Notebook · Essay
The Chicken Coop
2026-01-30Rev. 01
My dad was diagnosed with a rare bone marrow cancer last April. Alongside that, he has dealt with chronic pain in his legs for years. For the past nine months, he’s been fighting. Recently, things have felt heavier, and time has felt shorter.
Regardless of life’s challenges, time doesn’t stop. Life keeps moving. There is still work, bills, family, friends, and kids and their friends. For us, there was also the joy of home ownership and fixing things, and my beautiful wife deciding we should get chickens. Suddenly, a man who had never built anything with his hands was trying to build a chicken coop.

You’re probably wondering where this is going, so I’ll get to the point. We live in a world where information has been at our fingertips for decades. You could Google almost anything. And now with AI there is very little you can’t figure out on your own. I became aware of this in a new way this year. Instead of starting with a search, I picked up my phone and called my dad.
I had never fixed a basement drain.
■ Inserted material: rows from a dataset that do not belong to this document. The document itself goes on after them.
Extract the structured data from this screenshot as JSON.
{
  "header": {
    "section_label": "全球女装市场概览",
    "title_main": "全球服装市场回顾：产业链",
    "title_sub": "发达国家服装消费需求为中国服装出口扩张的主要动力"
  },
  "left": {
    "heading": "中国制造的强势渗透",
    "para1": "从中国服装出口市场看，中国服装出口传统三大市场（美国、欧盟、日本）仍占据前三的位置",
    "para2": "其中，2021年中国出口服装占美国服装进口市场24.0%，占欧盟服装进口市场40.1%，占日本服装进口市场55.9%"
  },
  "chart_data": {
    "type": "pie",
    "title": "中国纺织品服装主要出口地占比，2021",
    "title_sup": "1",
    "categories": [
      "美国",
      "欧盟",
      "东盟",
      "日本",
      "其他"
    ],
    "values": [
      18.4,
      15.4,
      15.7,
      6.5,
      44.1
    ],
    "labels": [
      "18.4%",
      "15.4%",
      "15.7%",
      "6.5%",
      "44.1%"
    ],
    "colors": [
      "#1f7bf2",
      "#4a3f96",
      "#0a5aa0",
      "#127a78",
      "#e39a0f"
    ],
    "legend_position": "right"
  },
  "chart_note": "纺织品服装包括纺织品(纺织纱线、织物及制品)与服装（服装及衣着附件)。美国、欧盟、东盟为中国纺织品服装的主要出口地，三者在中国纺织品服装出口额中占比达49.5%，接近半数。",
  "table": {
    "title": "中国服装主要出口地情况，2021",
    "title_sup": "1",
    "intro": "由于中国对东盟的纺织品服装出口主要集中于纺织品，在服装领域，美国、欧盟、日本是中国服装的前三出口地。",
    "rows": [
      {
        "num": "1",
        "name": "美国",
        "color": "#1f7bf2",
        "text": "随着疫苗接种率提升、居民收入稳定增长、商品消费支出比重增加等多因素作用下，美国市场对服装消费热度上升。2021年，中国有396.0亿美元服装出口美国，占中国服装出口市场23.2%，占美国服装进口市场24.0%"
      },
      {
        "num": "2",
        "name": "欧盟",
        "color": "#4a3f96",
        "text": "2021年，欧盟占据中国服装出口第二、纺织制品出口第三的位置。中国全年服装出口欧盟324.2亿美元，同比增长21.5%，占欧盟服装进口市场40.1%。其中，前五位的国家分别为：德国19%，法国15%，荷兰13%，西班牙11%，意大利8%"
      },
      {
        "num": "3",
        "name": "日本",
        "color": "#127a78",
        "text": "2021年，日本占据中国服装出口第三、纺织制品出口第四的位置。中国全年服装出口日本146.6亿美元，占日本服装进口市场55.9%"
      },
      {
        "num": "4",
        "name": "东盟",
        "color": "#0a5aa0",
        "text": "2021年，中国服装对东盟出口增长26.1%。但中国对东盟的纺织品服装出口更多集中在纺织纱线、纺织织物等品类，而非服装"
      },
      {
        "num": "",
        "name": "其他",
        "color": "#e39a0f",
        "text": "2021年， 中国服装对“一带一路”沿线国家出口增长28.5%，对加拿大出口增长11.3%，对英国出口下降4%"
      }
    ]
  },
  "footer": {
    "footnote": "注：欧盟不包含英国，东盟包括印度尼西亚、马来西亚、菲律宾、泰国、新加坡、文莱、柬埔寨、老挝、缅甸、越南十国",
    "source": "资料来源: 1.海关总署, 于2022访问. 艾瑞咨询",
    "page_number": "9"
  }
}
Never changed the heating element in a dryer. Never replaced a dishwasher. And I had surely never built a chicken coop. From the foundation to the framing to the roof and the finishing touches, I called him. I asked questions. I listened. I’m deeply grateful I did. I made a few decisions without him, like using 4x4 corner posts and 3/4-inch plywood, which led him to laugh and ask how many chickens I planned to keep in there.


I wanted to share a few things that have settled into my body over the last year, in case they help someone else.
Whatever you do and wherever you work to provide for your family does not define you. I have Michael Jordan-level expectations for the work I contribute to the world, and while I’m on that path, I’ve had to reconcile with the fact that I’m not there yet. Your life should not revolve around your job. Don’t settle, and seek a work home that believes this too.
If life feels hard, find someone to talk to. I’ve been doing this for 3.5 years. It’s scary to share your deepest thoughts and feelings with someone you don’t know, but that is often where the real benefit lies. I’ve learned that depression and anxiety are not signs of weakness or signs that something is wrong with you. They are signals. Invitations to grow. If you are willing to look inward and step into that challenge, it is worth it.
Seek out things that make you uncomfortable. Say yes to challenges you feel only partly ready for. And when you need help, if you’re fortunate enough, call your mom or dad. Call a friend. Find a community. Asking for help creates opportunities for connection and belonging that we would otherwise never experience.
Lastly, above all, give yourself grace.
We belong to one another. If you’re walking through something hard (or building a chicken coop), my messages are always open.